I could not tell you how many times in the past 9 months I have heard the sentence "you are so strong" but it has been a lot. I have you fooled. I am not strong. Not at all. I hide. Only a very select few are allowed to experience my weak side, and even then I don't feel comfortable showing that I feel sad, scared, weak, fatigue, nauseous, anxious, or whatever...
I can't tell you why I have such issues showing that side of me, but I guess it is just the way I am.
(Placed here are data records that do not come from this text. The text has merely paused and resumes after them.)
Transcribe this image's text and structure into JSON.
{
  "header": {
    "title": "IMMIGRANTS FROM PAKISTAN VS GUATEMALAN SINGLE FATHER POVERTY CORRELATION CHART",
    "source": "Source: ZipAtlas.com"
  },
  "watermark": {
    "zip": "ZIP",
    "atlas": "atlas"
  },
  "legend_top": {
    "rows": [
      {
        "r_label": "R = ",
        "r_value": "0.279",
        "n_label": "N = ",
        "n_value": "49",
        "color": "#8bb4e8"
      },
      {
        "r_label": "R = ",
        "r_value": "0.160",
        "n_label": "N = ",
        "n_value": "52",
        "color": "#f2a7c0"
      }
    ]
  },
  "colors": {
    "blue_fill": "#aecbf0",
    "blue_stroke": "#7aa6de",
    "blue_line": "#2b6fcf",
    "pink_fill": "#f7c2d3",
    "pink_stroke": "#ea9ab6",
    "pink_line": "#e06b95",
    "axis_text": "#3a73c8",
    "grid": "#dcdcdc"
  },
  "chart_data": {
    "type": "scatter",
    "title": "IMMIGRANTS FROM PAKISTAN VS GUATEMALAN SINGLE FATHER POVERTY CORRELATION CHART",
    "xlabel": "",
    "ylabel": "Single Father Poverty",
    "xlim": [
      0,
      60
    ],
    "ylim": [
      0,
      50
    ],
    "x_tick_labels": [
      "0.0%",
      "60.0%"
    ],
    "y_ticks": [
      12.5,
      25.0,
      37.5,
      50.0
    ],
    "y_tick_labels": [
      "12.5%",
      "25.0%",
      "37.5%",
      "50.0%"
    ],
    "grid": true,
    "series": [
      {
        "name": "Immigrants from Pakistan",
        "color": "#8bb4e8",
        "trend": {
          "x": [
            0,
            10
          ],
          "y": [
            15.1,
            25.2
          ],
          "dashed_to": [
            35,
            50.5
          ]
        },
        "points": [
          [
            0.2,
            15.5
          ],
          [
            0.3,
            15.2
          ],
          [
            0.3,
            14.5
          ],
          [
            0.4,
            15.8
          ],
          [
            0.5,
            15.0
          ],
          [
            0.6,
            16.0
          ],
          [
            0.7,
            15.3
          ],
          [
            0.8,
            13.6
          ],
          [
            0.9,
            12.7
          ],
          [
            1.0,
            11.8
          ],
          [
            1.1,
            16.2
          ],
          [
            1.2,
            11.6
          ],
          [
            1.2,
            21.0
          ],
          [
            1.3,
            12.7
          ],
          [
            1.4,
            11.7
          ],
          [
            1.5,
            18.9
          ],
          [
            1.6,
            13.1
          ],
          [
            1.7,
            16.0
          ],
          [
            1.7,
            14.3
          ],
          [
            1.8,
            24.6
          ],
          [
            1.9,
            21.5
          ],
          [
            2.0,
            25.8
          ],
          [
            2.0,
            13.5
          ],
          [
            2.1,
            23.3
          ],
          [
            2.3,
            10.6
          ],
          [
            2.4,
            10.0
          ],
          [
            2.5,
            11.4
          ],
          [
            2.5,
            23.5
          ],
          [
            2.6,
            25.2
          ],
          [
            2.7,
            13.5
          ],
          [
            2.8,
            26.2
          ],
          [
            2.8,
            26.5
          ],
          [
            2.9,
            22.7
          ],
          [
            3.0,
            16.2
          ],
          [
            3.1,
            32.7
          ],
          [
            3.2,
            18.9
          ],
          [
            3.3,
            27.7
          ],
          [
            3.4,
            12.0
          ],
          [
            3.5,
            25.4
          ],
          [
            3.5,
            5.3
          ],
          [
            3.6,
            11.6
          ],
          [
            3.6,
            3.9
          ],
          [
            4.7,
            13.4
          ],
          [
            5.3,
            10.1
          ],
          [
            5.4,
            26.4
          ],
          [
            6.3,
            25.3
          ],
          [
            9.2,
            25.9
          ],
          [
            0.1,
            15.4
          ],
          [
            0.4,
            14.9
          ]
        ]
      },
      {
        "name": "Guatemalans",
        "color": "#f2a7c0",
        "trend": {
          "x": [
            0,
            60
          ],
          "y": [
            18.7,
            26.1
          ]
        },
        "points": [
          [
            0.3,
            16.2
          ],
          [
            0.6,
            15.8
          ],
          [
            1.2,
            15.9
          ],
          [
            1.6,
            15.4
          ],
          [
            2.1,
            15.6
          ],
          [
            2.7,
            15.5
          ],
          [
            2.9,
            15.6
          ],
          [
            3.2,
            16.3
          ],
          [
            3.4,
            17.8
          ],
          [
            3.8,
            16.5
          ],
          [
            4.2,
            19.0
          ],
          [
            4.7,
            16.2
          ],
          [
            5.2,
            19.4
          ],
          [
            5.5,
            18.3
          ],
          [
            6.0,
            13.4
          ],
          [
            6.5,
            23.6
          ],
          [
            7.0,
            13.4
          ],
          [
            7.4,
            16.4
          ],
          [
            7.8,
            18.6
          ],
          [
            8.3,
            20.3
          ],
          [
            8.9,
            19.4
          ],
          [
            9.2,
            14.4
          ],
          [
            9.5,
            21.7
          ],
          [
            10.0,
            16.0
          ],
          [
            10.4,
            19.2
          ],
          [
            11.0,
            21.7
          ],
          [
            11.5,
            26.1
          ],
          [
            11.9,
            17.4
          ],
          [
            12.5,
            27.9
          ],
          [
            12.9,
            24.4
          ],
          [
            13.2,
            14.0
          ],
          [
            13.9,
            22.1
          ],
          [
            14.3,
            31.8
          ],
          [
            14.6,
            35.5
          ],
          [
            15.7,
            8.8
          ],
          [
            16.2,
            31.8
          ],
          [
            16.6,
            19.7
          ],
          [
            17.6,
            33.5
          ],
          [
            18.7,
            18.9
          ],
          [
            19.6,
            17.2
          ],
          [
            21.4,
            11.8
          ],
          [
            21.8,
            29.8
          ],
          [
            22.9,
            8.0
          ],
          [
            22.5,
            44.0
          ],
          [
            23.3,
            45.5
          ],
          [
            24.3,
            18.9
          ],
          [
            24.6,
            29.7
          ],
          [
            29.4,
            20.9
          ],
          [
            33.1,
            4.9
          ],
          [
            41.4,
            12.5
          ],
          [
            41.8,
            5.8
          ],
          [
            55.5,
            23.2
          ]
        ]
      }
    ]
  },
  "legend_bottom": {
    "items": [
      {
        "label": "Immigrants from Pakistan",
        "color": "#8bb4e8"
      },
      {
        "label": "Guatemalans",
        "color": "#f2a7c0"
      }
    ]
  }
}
There is one issue that I am wanting to write about today. Self image. You see, I
have grown in that area quite a bit in 2010. There is a certain "ideal" that I think all of us have in their mind when they look at themselves. Wherever that ideal comes from is really not that important, but I do not fit that ideal. I don't, and never will. You see, I have a cup size difference from one breast to the other, my right chest is brown like a rotisserie grilled chicken, I have three additional large scars on my body, I have really short eye lashes, my hair is short and shaggy without a real haircut, and so on and so on. I do not fit the "ideal". For the first time in a long long long time, however, I realize that I don't care.
My scars tell a story, as does my roasted skin and each additional kilogram that I gained during chemo. Yes, I will never make it on the cover of Elle magazine, or Shape and that is fine with me, because I guess my story has never been about "fitting in".